Quire is a Middle English term meaning twenty-four or twenty-five sheets of paper of the same size and stock. It is used here to help the cook visualize the desired paper-thinness of the pancake. "[B]utter the Pan for the first Pancake; let them run as thin as possible," Glasse instructed. Her words were repeated verbatim in a Mary Randolph recipe written some seventy-five years later.

This recipe is a modern adaptation of the 18th-century original. It was created by culinary historian Nancy Carter Crump for the book Dining with the Washingtons.



  • 3/4 cup sifted all-purpose flour
  • 10 tablespoons sugar, plus more for sprinkling over pancakes
  • 1 teaspoon ground nutmeg
  • 3 large egg yolks
  • 1 1/2 cups heavy cream
  • 6 tablespoons unsalted butter, melted and cooled, plus more for frying
  • 5 tablespoons sherry
  • 1 teaspoon orange-flower water
  • Stewed fruit or preserves for serving (optional)
  • Lightly whipped cream for serving (optional)

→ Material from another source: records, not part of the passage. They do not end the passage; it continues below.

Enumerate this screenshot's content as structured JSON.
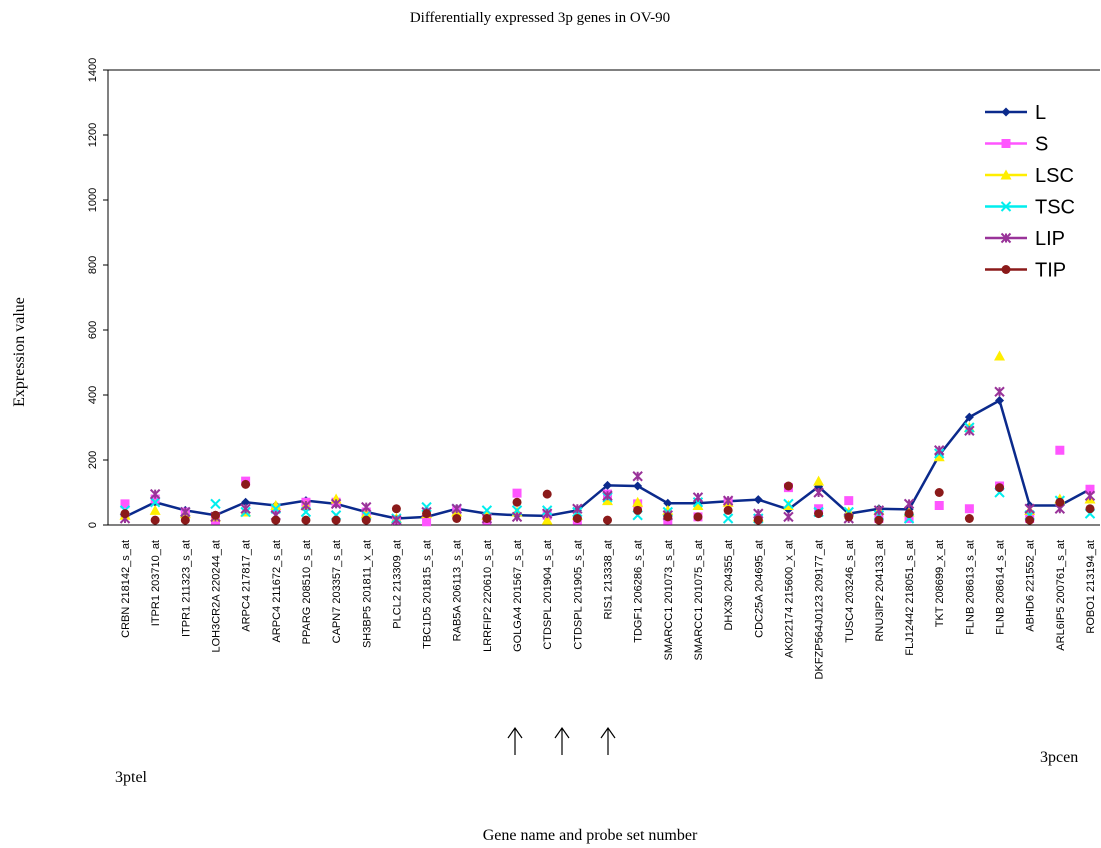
{
  "chart_data": {
    "type": "line",
    "title": "Differentially expressed 3p genes in OV-90",
    "y_label": "Expression value",
    "x_label": "Gene name and probe set number",
    "annotations": [
      "3ptel",
      "3pcen"
    ],
    "categories": [
      "CRBN 218142_s_at",
      "ITPR1 203710_at",
      "ITPR1 211323_s_at",
      "LOH3CR2A 220244_at",
      "ARPC4 217817_at",
      "ARPC4 211672_s_at",
      "PPARG 208510_s_at",
      "CAPN7 203357_s_at",
      "SH3BP5 201811_x_at",
      "PLCL2 213309_at",
      "TBC1D5 201815_s_at",
      "RAB5A 206113_s_at",
      "LRRFIP2 220610_s_at",
      "GOLGA4 201567_s_at",
      "CTDSPL 201904_s_at",
      "CTDSPL 201905_s_at",
      "RIS1 213338_at",
      "TDGF1 206286_s_at",
      "SMARCC1 201073_s_at",
      "SMARCC1 201075_s_at",
      "DHX30 204355_at",
      "CDC25A 204695_at",
      "AK022174 215600_x_at",
      "DKFZP564J0123 209177_at",
      "TUSC4 203246_s_at",
      "RNU3IP2 204133_at",
      "FLJ12442 218051_s_at",
      "TKT 208699_x_at",
      "FLNB 208613_s_at",
      "FLNB 208614_s_at",
      "ABHD6 221552_at",
      "ARL6IP5 200761_s_at",
      "ROBO1 213194_at"
    ],
    "series": [
      {
        "name": "L",
        "color": "#0b2a8c",
        "marker": "diamond",
        "line": true,
        "values": [
          25,
          70,
          45,
          30,
          70,
          60,
          75,
          65,
          40,
          20,
          25,
          50,
          35,
          30,
          28,
          45,
          122,
          120,
          67,
          67,
          73,
          78,
          48,
          118,
          35,
          50,
          48,
          215,
          332,
          383,
          60,
          60,
          110
        ]
      },
      {
        "name": "S",
        "color": "#ff55ff",
        "marker": "square",
        "line": false,
        "values": [
          65,
          80,
          40,
          15,
          135,
          50,
          70,
          70,
          40,
          15,
          10,
          45,
          15,
          98,
          30,
          15,
          95,
          65,
          15,
          25,
          70,
          20,
          115,
          50,
          75,
          20,
          20,
          60,
          50,
          120,
          20,
          230,
          110
        ]
      },
      {
        "name": "LSC",
        "color": "#ffee00",
        "marker": "triangle",
        "line": false,
        "values": [
          30,
          45,
          35,
          25,
          40,
          60,
          60,
          80,
          35,
          20,
          35,
          40,
          30,
          40,
          15,
          30,
          75,
          70,
          45,
          60,
          70,
          25,
          60,
          135,
          40,
          45,
          40,
          210,
          300,
          520,
          45,
          80,
          80
        ]
      },
      {
        "name": "TSC",
        "color": "#00eeee",
        "marker": "x",
        "line": false,
        "values": [
          45,
          70,
          40,
          65,
          40,
          50,
          40,
          30,
          30,
          20,
          55,
          50,
          45,
          45,
          45,
          40,
          85,
          30,
          40,
          70,
          20,
          20,
          65,
          40,
          40,
          30,
          20,
          220,
          300,
          100,
          30,
          75,
          35
        ]
      },
      {
        "name": "LIP",
        "color": "#993399",
        "marker": "star",
        "line": false,
        "values": [
          20,
          95,
          40,
          25,
          50,
          30,
          60,
          65,
          55,
          15,
          40,
          50,
          20,
          25,
          35,
          50,
          90,
          150,
          30,
          85,
          75,
          35,
          25,
          100,
          20,
          45,
          65,
          230,
          290,
          410,
          50,
          50,
          90
        ]
      },
      {
        "name": "TIP",
        "color": "#8b1a1a",
        "marker": "circle",
        "line": false,
        "values": [
          35,
          15,
          15,
          30,
          125,
          15,
          15,
          15,
          15,
          50,
          35,
          20,
          20,
          70,
          95,
          20,
          15,
          45,
          25,
          25,
          45,
          15,
          120,
          35,
          25,
          15,
          35,
          100,
          20,
          115,
          15,
          70,
          50
        ]
      }
    ],
    "ylim": [
      0,
      1400
    ],
    "yticks": [
      0,
      200,
      400,
      600,
      800,
      1000,
      1200,
      1400
    ],
    "grid": false,
    "legend": "upper-right"
  }
}
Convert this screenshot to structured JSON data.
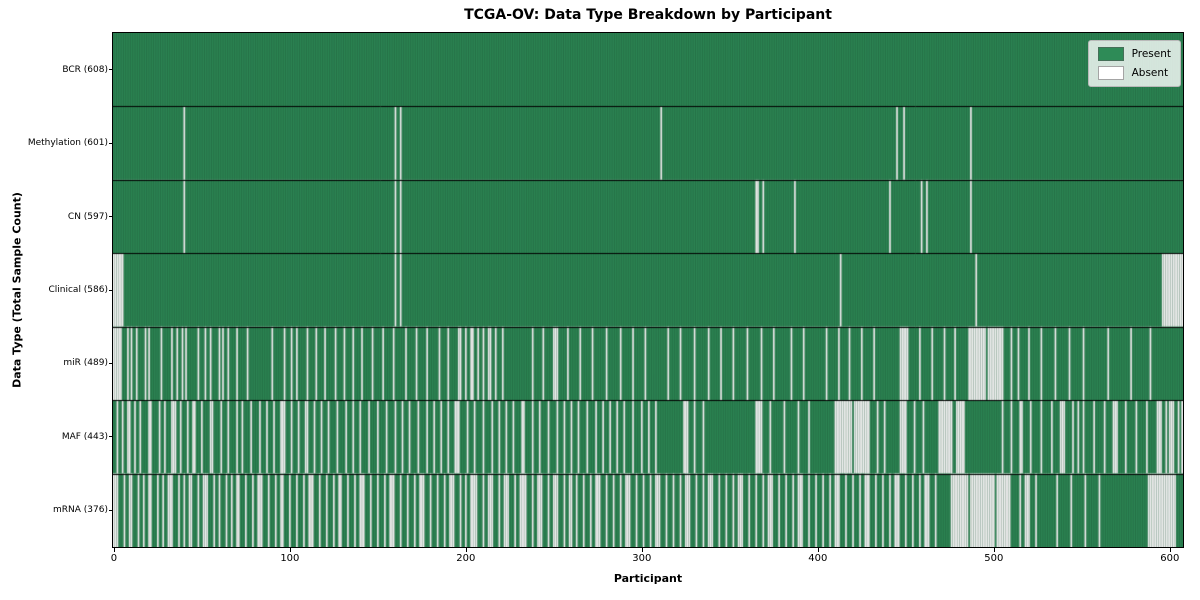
{
  "chart_data": {
    "type": "heatmap",
    "title": "TCGA-OV: Data Type Breakdown by Participant",
    "xlabel": "Participant",
    "ylabel": "Data Type (Total Sample Count)",
    "n_participants": 608,
    "xticks": [
      0,
      100,
      200,
      300,
      400,
      500,
      600
    ],
    "legend": [
      {
        "label": "Present",
        "color": "#2e8b57"
      },
      {
        "label": "Absent",
        "color": "#ffffff"
      }
    ],
    "colors": {
      "present": "#2e8b57",
      "absent": "#ffffff",
      "bar_edge": "#000000",
      "row_separator": "#000000",
      "plot_border": "#000000"
    },
    "rows": [
      {
        "label": "BCR (608)",
        "data_type": "BCR",
        "present_count": 608,
        "absent": []
      },
      {
        "label": "Methylation (601)",
        "data_type": "Methylation",
        "present_count": 601,
        "absent": [
          40,
          160,
          163,
          311,
          445,
          449,
          487
        ]
      },
      {
        "label": "CN (597)",
        "data_type": "CN",
        "present_count": 597,
        "absent": [
          40,
          160,
          163,
          365,
          366,
          369,
          387,
          441,
          459,
          462,
          487
        ]
      },
      {
        "label": "Clinical (586)",
        "data_type": "Clinical",
        "present_count": 586,
        "absent": [
          [
            0,
            5
          ],
          160,
          163,
          413,
          490,
          [
            596,
            607
          ]
        ]
      },
      {
        "label": "miR (489)",
        "data_type": "miR",
        "present_count": 489,
        "absent": [
          [
            0,
            4
          ],
          8,
          10,
          13,
          18,
          20,
          27,
          33,
          36,
          39,
          41,
          48,
          52,
          55,
          60,
          62,
          65,
          70,
          76,
          90,
          97,
          101,
          104,
          110,
          115,
          120,
          126,
          131,
          136,
          141,
          147,
          153,
          159,
          166,
          172,
          178,
          185,
          190,
          [
            196,
            197
          ],
          200,
          [
            203,
            204
          ],
          207,
          210,
          [
            213,
            214
          ],
          217,
          221,
          238,
          244,
          [
            250,
            252
          ],
          258,
          265,
          272,
          280,
          288,
          295,
          302,
          315,
          322,
          330,
          338,
          345,
          352,
          360,
          368,
          375,
          385,
          392,
          405,
          412,
          418,
          425,
          432,
          [
            447,
            451
          ],
          458,
          465,
          472,
          478,
          [
            486,
            495
          ],
          [
            497,
            505
          ],
          510,
          514,
          520,
          527,
          535,
          543,
          551,
          565,
          578,
          589
        ]
      },
      {
        "label": "MAF (443)",
        "data_type": "MAF",
        "present_count": 443,
        "absent": [
          2,
          5,
          [
            8,
            9
          ],
          12,
          15,
          [
            20,
            21
          ],
          26,
          29,
          [
            33,
            35
          ],
          38,
          42,
          [
            45,
            46
          ],
          50,
          [
            55,
            56
          ],
          61,
          65,
          70,
          73,
          78,
          83,
          87,
          91,
          [
            95,
            97
          ],
          101,
          105,
          [
            109,
            110
          ],
          114,
          118,
          122,
          127,
          132,
          136,
          140,
          145,
          150,
          155,
          160,
          164,
          168,
          173,
          178,
          182,
          186,
          190,
          [
            194,
            196
          ],
          201,
          205,
          210,
          215,
          219,
          223,
          227,
          [
            232,
            233
          ],
          238,
          242,
          247,
          252,
          256,
          260,
          264,
          269,
          274,
          278,
          282,
          286,
          290,
          295,
          300,
          304,
          308,
          [
            324,
            326
          ],
          330,
          335,
          [
            365,
            368
          ],
          373,
          381,
          389,
          395,
          [
            410,
            419
          ],
          [
            421,
            429
          ],
          434,
          438,
          [
            447,
            450
          ],
          455,
          460,
          [
            469,
            476
          ],
          [
            479,
            483
          ],
          505,
          510,
          [
            515,
            516
          ],
          521,
          527,
          533,
          [
            538,
            540
          ],
          545,
          548,
          551,
          557,
          563,
          [
            568,
            570
          ],
          575,
          581,
          587,
          [
            593,
            595
          ],
          598,
          [
            600,
            602
          ],
          605,
          607
        ]
      },
      {
        "label": "mRNA (376)",
        "data_type": "mRNA",
        "present_count": 376,
        "absent": [
          [
            0,
            2
          ],
          6,
          [
            9,
            10
          ],
          14,
          17,
          [
            20,
            21
          ],
          25,
          28,
          [
            31,
            33
          ],
          37,
          40,
          [
            43,
            44
          ],
          48,
          [
            51,
            53
          ],
          57,
          60,
          64,
          67,
          [
            70,
            71
          ],
          75,
          79,
          [
            82,
            84
          ],
          88,
          92,
          [
            95,
            96
          ],
          100,
          104,
          108,
          [
            111,
            113
          ],
          117,
          121,
          125,
          [
            128,
            129
          ],
          133,
          137,
          [
            140,
            142
          ],
          146,
          150,
          154,
          [
            157,
            159
          ],
          163,
          167,
          171,
          [
            174,
            176
          ],
          180,
          184,
          188,
          [
            191,
            193
          ],
          197,
          200,
          [
            203,
            206
          ],
          210,
          [
            213,
            215
          ],
          219,
          [
            222,
            224
          ],
          228,
          [
            231,
            234
          ],
          238,
          [
            241,
            243
          ],
          247,
          [
            250,
            252
          ],
          256,
          [
            259,
            260
          ],
          263,
          267,
          271,
          [
            274,
            276
          ],
          280,
          284,
          288,
          [
            291,
            293
          ],
          297,
          301,
          305,
          [
            308,
            310
          ],
          314,
          318,
          322,
          [
            325,
            327
          ],
          331,
          335,
          [
            338,
            340
          ],
          344,
          348,
          352,
          [
            355,
            357
          ],
          361,
          365,
          369,
          [
            372,
            374
          ],
          378,
          382,
          386,
          [
            389,
            391
          ],
          395,
          399,
          403,
          407,
          [
            410,
            412
          ],
          416,
          420,
          424,
          [
            427,
            429
          ],
          433,
          437,
          441,
          [
            444,
            446
          ],
          450,
          454,
          458,
          [
            461,
            463
          ],
          467,
          [
            476,
            485
          ],
          [
            487,
            500
          ],
          [
            502,
            509
          ],
          515,
          [
            518,
            520
          ],
          524,
          536,
          544,
          552,
          560,
          [
            588,
            603
          ]
        ]
      }
    ]
  }
}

  1. Sift together the flour, sugar, and nutmeg.
  2. Beat the egg yolks until smooth and lemon-colored. Combine with the cream and melted butter, mixing together well. Gradually add to the flour mixture, blending thoroughly. Stir in the sherry and orange-flower water. Cover and refrigerate for at least 2 hours, or as long as overnight.
  3. Preheat the oven to 200°F.
  4. When ready to cook the pancakes, melt about 1 teaspoon of butter in a small sauté pan set over medium to medium-low heat. Make a small test pancake to ensure that the pan is the right temperature and that the batter has the right consistency. The batter can be thinned with a little milk or cream, if necessary; it should have the consistency of pudding, falling in splats from a spoon.
  5. Prepare one pancake at a time, using a scant 1/4 cup of batter per pancake. Pour the batter into the hot pan, tilting it so the batter can run evenly over the bottom. Cook until slightly puffy and pale yellow, 1 1/2 to 2 minutes, until set.
  6. Slide the pancake onto a plate, and sprinkle with sugar. Set aside in the oven to keep warm while preparing the rest of the pancakes, stacking and sprinkling sugar over each one.
  7. Serve the pancakes plain in a stack, or serve them one at a time filled with stewed fruit or preserves, rolled (if desired), and topped with lightly whipped cream.